Anfangs Oktober wurde der Schauplatz der Festlichkeiten nach
Weimar verlegt. Napoleon hatte den Wunsch geäußert, sich und seine
Gäste hier festlich empfangen zu sehen, und wollte auch dem Zaren
das Schlachtfeld von Jena zeigen. So wurden denn für den 6. und
7. Oktober außer einem Festmahl und einem Hofballe große Jagden
vorbereitet, eine auf Hirsche und Rehe, die andere auf Hasen. Letztere
fand zwischen Apolda und Jena statt, auf der Platte des Landgrafen-
berges, wo Napoleon die Schlacht am 14. Oktober 1806 geleitet hatte.

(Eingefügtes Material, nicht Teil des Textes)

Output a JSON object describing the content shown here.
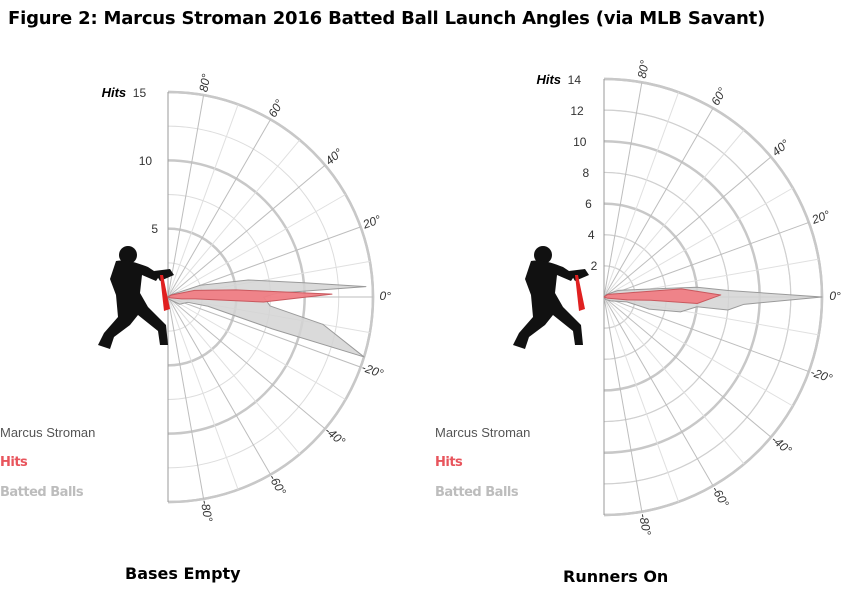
{
  "title": "Figure 2: Marcus Stroman 2016 Batted Ball Launch Angles (via MLB Savant)",
  "legend": {
    "player": "Marcus Stroman",
    "hits": "Hits",
    "batted_balls": "Batted Balls"
  },
  "colors": {
    "hits": "#f07e85",
    "batted_balls": "#d3d3d3",
    "bat": "#e02020",
    "silhouette": "#111111",
    "grid": "#bbbbbb",
    "ring_major": "#c8c8c8"
  },
  "icons": {
    "batter": "batter-silhouette-icon"
  },
  "chart_data": [
    {
      "type": "radar",
      "caption": "Bases Empty",
      "radial_axis_label": "Hits",
      "radial_ticks": [
        5,
        10,
        15
      ],
      "rmax": 15,
      "angle_ticks": [
        "80°",
        "60°",
        "40°",
        "20°",
        "0°",
        "-20°",
        "-40°",
        "-60°",
        "-80°"
      ],
      "series": [
        {
          "name": "Batted Balls",
          "points": [
            [
              0.2,
              45
            ],
            [
              2.5,
              20
            ],
            [
              6,
              12
            ],
            [
              10,
              6
            ],
            [
              14.5,
              3
            ],
            [
              8,
              2
            ],
            [
              7,
              0
            ],
            [
              7.5,
              -5
            ],
            [
              11.5,
              -10
            ],
            [
              15,
              -17
            ],
            [
              8,
              -17
            ],
            [
              3,
              -13
            ],
            [
              1.5,
              -15
            ],
            [
              1,
              -32
            ],
            [
              0.2,
              -60
            ]
          ]
        },
        {
          "name": "Hits",
          "points": [
            [
              0.3,
              30
            ],
            [
              2,
              14
            ],
            [
              5,
              6
            ],
            [
              12,
              1
            ],
            [
              7,
              -3
            ],
            [
              2,
              -4
            ],
            [
              1,
              -8
            ],
            [
              0.2,
              -20
            ]
          ]
        }
      ]
    },
    {
      "type": "radar",
      "caption": "Runners On",
      "radial_axis_label": "Hits",
      "radial_ticks": [
        2,
        4,
        6,
        8,
        10,
        12,
        14
      ],
      "rmax": 14,
      "angle_ticks": [
        "80°",
        "60°",
        "40°",
        "20°",
        "0°",
        "-20°",
        "-40°",
        "-60°",
        "-80°"
      ],
      "series": [
        {
          "name": "Batted Balls",
          "points": [
            [
              0.2,
              50
            ],
            [
              1,
              25
            ],
            [
              4,
              8
            ],
            [
              6,
              6
            ],
            [
              8,
              3
            ],
            [
              14,
              0
            ],
            [
              9,
              -3
            ],
            [
              8,
              -6
            ],
            [
              6,
              -6
            ],
            [
              5,
              -11
            ],
            [
              3,
              -15
            ],
            [
              1.5,
              -12
            ],
            [
              0.5,
              -30
            ],
            [
              0.2,
              -55
            ]
          ]
        },
        {
          "name": "Hits",
          "points": [
            [
              0.3,
              35
            ],
            [
              1.5,
              10
            ],
            [
              5,
              6
            ],
            [
              7.5,
              1
            ],
            [
              6,
              -4
            ],
            [
              3,
              -4
            ],
            [
              1.5,
              -7
            ],
            [
              0.2,
              -20
            ]
          ]
        }
      ]
    }
  ]
}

Es war vielleicht nur Zufall und Ungeschicklichkeit, daß man die festgesetzte
Hasenjagd gerade mit dem von Napoleon gebotenen Besuche des
Schlachtfeldes verband. Aber das geschah schwerlich ohne Absicht, daß
der Sieger von Jena den Prinzen Wilhelm von Preußen einlud, sein
Begleiter zu sein. Das war ja seine Art, sich des Sieges zu freuen.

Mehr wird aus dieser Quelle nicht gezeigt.